The wrong body is envisioned as a state in which gender body and gender identity do not match; hence a disparity between body (materiality) and self (subjectivity) is embodied in the narrative, entertaining dichotomous disjunctions such as the body and its expression, the body and its perception, the body and surrounding gender norms, and sex and gender, which implicitly places sex with (material) genitalia and gender with its (social) expression. The underlying assumption lies with the gender binary imaginary, which is upheld by the elasticity of gender categories — that is, the tendency to understand gender expression as male or female by exclusionary interpretation, equalizing nonmale with female and vice versa (Halberstam 1998: 20, 27) — and by the pretense-reality dichotomy, interpreting transgender expression as pretense and genital status as reality, hence denying first-person authority to transgender identity experience (Bettcher 2009). Conceptualizing wrong body in this way involves making a distinction between materiality (the body) and subjectivity (the self ), implying that these are separable things rather than being inherently inseparable. This in turn leads to other ways of speaking and thinking that reproduce this disjunctive dichotomy, such as “the body and its expressions and perceptions,” or “the body and its surrounding gender norms.” This dichotomy structures the very distinction we typically make between sex and gender, which implicitly places sex (genitalia) on the side of material reality and gender (identity or expression) on the side of immateriality and, potentially, unreality — or worse, pretense, deception, or error. This framework ultimately denies first-person authority to the experience of transgender identity. (Bettcher 2009).

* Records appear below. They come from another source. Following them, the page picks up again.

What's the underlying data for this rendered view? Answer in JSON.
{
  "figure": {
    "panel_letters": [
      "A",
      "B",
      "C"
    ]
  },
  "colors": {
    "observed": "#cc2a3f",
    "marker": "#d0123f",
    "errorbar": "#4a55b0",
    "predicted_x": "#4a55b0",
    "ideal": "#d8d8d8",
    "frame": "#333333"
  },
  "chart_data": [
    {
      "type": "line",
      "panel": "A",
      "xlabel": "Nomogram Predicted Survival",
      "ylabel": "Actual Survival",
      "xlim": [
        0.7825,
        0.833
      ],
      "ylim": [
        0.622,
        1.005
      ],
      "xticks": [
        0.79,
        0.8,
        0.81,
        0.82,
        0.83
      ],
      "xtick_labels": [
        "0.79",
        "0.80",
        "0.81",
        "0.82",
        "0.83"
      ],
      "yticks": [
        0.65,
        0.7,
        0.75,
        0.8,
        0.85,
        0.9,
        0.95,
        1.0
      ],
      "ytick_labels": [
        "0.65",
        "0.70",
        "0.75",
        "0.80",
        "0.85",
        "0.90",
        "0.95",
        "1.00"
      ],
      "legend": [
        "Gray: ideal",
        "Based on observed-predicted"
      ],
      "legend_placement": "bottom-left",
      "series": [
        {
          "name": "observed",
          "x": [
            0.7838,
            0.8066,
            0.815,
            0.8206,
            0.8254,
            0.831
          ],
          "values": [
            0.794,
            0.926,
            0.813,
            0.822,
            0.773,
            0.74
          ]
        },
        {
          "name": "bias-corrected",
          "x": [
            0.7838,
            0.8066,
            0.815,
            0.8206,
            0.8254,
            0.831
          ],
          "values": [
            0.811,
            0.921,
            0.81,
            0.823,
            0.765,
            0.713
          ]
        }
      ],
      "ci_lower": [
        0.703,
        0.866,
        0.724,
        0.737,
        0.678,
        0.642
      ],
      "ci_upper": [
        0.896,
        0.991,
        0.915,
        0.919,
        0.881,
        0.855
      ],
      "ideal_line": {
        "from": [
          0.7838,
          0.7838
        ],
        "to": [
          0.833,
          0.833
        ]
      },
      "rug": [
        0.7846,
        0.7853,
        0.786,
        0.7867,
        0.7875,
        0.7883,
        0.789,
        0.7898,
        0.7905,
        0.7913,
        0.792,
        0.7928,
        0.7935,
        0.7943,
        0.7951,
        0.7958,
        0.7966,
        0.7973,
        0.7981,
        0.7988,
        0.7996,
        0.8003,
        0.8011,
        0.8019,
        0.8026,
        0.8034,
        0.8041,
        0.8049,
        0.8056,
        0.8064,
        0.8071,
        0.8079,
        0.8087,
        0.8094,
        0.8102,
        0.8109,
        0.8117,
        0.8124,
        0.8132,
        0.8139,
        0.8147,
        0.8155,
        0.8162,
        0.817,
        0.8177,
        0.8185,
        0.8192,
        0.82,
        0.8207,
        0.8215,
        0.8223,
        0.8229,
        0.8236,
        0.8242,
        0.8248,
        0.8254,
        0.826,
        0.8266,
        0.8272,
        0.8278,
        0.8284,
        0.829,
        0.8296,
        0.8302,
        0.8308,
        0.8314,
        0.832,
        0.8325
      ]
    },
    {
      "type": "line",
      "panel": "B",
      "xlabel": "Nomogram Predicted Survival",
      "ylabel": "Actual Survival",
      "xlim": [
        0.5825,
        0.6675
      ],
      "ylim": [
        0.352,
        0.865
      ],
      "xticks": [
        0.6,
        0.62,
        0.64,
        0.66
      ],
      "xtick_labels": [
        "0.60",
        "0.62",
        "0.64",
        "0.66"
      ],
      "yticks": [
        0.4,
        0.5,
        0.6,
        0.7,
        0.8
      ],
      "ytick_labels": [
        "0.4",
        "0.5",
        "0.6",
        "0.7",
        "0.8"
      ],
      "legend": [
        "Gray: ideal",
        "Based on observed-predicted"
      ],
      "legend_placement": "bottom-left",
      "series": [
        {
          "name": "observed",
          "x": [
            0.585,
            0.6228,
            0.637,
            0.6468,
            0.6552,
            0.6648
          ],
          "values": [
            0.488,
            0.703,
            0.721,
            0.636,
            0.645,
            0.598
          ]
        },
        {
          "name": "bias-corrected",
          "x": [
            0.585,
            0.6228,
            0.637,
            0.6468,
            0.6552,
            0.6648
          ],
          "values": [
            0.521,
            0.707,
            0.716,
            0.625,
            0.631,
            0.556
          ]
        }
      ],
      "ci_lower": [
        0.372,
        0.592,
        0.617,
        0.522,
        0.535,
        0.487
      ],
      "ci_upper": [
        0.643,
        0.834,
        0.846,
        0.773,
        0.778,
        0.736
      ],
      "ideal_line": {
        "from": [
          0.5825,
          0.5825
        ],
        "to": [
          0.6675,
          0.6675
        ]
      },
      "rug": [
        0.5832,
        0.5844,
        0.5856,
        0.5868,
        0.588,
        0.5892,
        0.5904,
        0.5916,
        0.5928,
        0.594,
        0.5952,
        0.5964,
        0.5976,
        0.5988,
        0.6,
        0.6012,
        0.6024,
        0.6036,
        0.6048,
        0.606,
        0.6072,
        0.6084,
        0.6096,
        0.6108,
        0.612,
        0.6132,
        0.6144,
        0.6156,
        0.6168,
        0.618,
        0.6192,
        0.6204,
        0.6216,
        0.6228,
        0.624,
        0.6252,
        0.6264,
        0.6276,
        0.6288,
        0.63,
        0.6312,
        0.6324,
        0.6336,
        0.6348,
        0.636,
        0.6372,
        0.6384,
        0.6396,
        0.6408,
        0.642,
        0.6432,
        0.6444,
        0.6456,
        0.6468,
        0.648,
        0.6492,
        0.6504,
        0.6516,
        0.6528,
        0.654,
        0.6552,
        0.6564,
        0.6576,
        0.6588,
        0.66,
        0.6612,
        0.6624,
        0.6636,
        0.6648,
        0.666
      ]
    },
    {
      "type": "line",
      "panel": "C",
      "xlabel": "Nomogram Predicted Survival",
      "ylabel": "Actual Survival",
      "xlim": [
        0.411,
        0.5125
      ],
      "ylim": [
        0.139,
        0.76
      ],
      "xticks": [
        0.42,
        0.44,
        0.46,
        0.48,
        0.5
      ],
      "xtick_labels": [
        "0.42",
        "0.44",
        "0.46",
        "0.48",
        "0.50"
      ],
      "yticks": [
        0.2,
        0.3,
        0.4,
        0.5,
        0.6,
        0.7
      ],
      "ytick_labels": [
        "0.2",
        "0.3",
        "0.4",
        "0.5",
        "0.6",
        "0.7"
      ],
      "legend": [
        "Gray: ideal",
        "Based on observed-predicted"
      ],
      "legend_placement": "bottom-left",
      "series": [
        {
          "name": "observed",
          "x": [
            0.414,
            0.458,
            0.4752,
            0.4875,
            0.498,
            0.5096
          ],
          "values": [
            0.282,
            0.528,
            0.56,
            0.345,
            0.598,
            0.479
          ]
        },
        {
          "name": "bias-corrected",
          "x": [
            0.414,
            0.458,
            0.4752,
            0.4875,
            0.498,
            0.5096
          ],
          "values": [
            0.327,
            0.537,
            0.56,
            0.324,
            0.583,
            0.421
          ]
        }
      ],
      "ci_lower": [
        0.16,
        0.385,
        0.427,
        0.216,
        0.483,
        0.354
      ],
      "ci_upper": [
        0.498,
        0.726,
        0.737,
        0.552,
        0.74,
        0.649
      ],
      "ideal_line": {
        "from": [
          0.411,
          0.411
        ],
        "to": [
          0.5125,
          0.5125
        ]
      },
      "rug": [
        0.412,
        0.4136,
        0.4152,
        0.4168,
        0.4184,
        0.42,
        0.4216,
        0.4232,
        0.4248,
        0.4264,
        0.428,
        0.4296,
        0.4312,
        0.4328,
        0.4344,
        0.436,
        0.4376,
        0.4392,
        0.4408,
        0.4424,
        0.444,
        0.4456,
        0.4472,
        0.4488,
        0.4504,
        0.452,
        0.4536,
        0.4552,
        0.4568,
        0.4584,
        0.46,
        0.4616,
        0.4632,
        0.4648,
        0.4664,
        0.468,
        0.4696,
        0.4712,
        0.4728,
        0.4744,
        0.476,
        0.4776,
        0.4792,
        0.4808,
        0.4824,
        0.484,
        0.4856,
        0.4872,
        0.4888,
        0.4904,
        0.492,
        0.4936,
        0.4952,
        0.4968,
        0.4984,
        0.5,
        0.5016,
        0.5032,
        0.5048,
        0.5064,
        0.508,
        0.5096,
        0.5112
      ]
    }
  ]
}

Phenomenology offers another explanation of trans body experience that builds from overlapping understandings of self, body, sex, and gender. One phenomenological way of reading the wrong-body narrative is through the concept of “the lived body”: “a unified idea of a physical body acting and experiencing in a specific sociocultural context; it is body-in-situation” (Young 2005: 16). The emphasis on body-in-situation underlines the situatedness of a wrong-body experience, hence opposing a permanently fixed understanding, relating the wrongness to situations of misreadings. Gayle Salamon's concept, “a felt sense of a body” (2010: 2), emphasizes the impact that cultural interpretations have for the meaning of a specific bodily sensation. Materiality and discursivity, hence, are reciprocally dependent on each other's interpretative forces to make meaning. Neither exists outside the others' meaning (ibid.: 40). Embodiment is understood through an intertwining of subjectivity, materiality, and discursivity.
Wrong body as lived body expresses the situatedness of trans body experience as wrong, hence relativizing it. Wrong body as trans embodiment expresses subjectively felt bodily meaning interacting with cultural interpretations of bodies, where the subjective and the cultural are not always congruent. This way the gender binary is replaced with gender variance as a frame for understanding gender, offering a more fluid understanding of the trans body.